Il seguito era prevedibile. Sia Gbagbo che Ouattara si sono affrettati a formare un governo e a designare i propri rappresentanti in sede internazionale: il primo forte dell’appoggio dell’esercito, il secondo, asserragliato in un hotel della capitale economica, Abidjan, difeso dai propri miliziani e in più potendo contare sulla legittimazione internazionale. Mentre l’Unione Africana tentava varie strade per una mediazione, sostanzialmente rimandando il giudizio su chi meritasse la carica, le Nazioni Unite, l’Unione Europea e molti stati occidentali hanno infatti preso posizione in favore di Ouattara: una decisione a dir poco avventata sia per l’impossibilità di accertare chi abbia realmente vinto sia perché in casi del genere l’esperienza insegna che l’unica via praticabile per evitare stragi di civili e il collasso dell’economia è la costituzione di un governo di unità nazionale, purtroppo espressione non di un programma di governo finalmente condiviso da tutte le componenti politiche, ma di un’intesa tra le parti per spartirsi ministeri, seggi parlamentari e cariche pubbliche a ogni livello.

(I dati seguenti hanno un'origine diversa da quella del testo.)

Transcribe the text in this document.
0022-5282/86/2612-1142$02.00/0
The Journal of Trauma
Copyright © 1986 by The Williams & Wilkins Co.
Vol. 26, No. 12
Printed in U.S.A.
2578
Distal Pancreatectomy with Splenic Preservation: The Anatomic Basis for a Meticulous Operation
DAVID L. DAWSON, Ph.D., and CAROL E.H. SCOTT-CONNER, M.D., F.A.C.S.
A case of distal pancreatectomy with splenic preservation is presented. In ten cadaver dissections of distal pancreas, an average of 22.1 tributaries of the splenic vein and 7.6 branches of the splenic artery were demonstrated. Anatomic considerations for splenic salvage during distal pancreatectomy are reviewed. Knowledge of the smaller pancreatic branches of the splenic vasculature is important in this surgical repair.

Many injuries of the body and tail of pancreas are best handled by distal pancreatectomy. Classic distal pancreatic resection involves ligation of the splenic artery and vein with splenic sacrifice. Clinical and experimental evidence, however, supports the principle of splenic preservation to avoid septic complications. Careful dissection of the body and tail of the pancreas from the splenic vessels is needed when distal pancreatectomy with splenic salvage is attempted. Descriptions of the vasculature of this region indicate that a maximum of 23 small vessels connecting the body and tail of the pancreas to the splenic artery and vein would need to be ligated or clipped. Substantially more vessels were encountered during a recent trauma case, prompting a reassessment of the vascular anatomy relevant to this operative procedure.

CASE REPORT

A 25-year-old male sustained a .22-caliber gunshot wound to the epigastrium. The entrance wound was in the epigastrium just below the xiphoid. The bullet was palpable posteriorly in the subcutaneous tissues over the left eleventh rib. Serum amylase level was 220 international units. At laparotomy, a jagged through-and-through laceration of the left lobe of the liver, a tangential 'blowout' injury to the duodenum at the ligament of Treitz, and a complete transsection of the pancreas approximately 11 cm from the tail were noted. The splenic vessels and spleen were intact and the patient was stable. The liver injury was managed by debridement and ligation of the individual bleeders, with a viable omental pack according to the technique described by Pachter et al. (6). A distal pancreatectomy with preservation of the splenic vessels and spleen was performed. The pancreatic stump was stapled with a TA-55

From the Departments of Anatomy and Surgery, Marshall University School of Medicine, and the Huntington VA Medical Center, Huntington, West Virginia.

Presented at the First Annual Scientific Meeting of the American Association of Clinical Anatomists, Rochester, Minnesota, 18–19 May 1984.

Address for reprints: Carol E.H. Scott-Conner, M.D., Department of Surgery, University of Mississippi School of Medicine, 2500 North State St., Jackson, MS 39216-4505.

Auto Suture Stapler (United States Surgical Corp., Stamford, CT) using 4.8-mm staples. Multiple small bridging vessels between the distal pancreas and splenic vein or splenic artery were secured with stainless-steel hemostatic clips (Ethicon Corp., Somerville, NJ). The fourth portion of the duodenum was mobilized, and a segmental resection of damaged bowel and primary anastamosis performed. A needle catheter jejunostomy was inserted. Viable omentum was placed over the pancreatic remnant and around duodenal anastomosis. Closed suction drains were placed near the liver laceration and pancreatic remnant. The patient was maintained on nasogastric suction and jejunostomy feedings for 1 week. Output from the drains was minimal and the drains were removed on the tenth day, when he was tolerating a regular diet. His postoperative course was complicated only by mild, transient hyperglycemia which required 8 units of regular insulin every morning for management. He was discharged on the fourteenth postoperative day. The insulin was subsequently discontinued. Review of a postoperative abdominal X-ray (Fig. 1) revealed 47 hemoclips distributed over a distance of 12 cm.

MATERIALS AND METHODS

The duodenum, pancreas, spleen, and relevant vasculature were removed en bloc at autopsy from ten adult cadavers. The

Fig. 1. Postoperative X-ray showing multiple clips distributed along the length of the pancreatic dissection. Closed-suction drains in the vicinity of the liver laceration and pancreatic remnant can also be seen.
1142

Ora sembra profilarsi la vittoria di Ouattara le cui milizie, dopo aver conquistato la capitale politica Yamoussoukro e altre importanti città, stanno assediando Abidjan. Comunque vadano le cose, si profila la sconfitta della democrazia, ancora una volta tradita, e il permanere delle condizioni che nel 2002 hanno aperto la crisi: radicate divisioni religiose ed etniche e una concezione del potere inteso come mezzo per realizzare profitti personali a scapito del bene collettivo.

Non hanno giovato le ingerenze esterne, fin dall’inizio quando nel 2003 la Francia, ex madrepatria presente sul territorio ivoriano con una missione militare chiamata Licorne, aveva proposto un governo di unità nazionale dando a Forze Nuove il ministero della difesa e quello degli interni, il che significava in pratica consegnare ai ribelli esercito e polizia. Poi aveva distrutto la flotta aerea governativa e aveva risposto alle manifestazioni di protesta della popolazione schierata con il presidente facendone strage.

Per decenni la Costa d’Avorio è stata considerata un miracolo economico, l’unico nella regione,grazie al suo primo presidente e padre fondatore, Félix Houphouet-Boigny, in carica dall’indipendenza, nel 1960, al 1993. Dopo la sua morte sono bastati pochi anni al suo successore, Henri Konan Bédié, per compromettere le conquiste economiche realizzate grazie alla promozione del settore agricolo e in particolare delle filiere del caffé e del cacao che tuttora rappresentano il 20% circa del PIL ivoriano.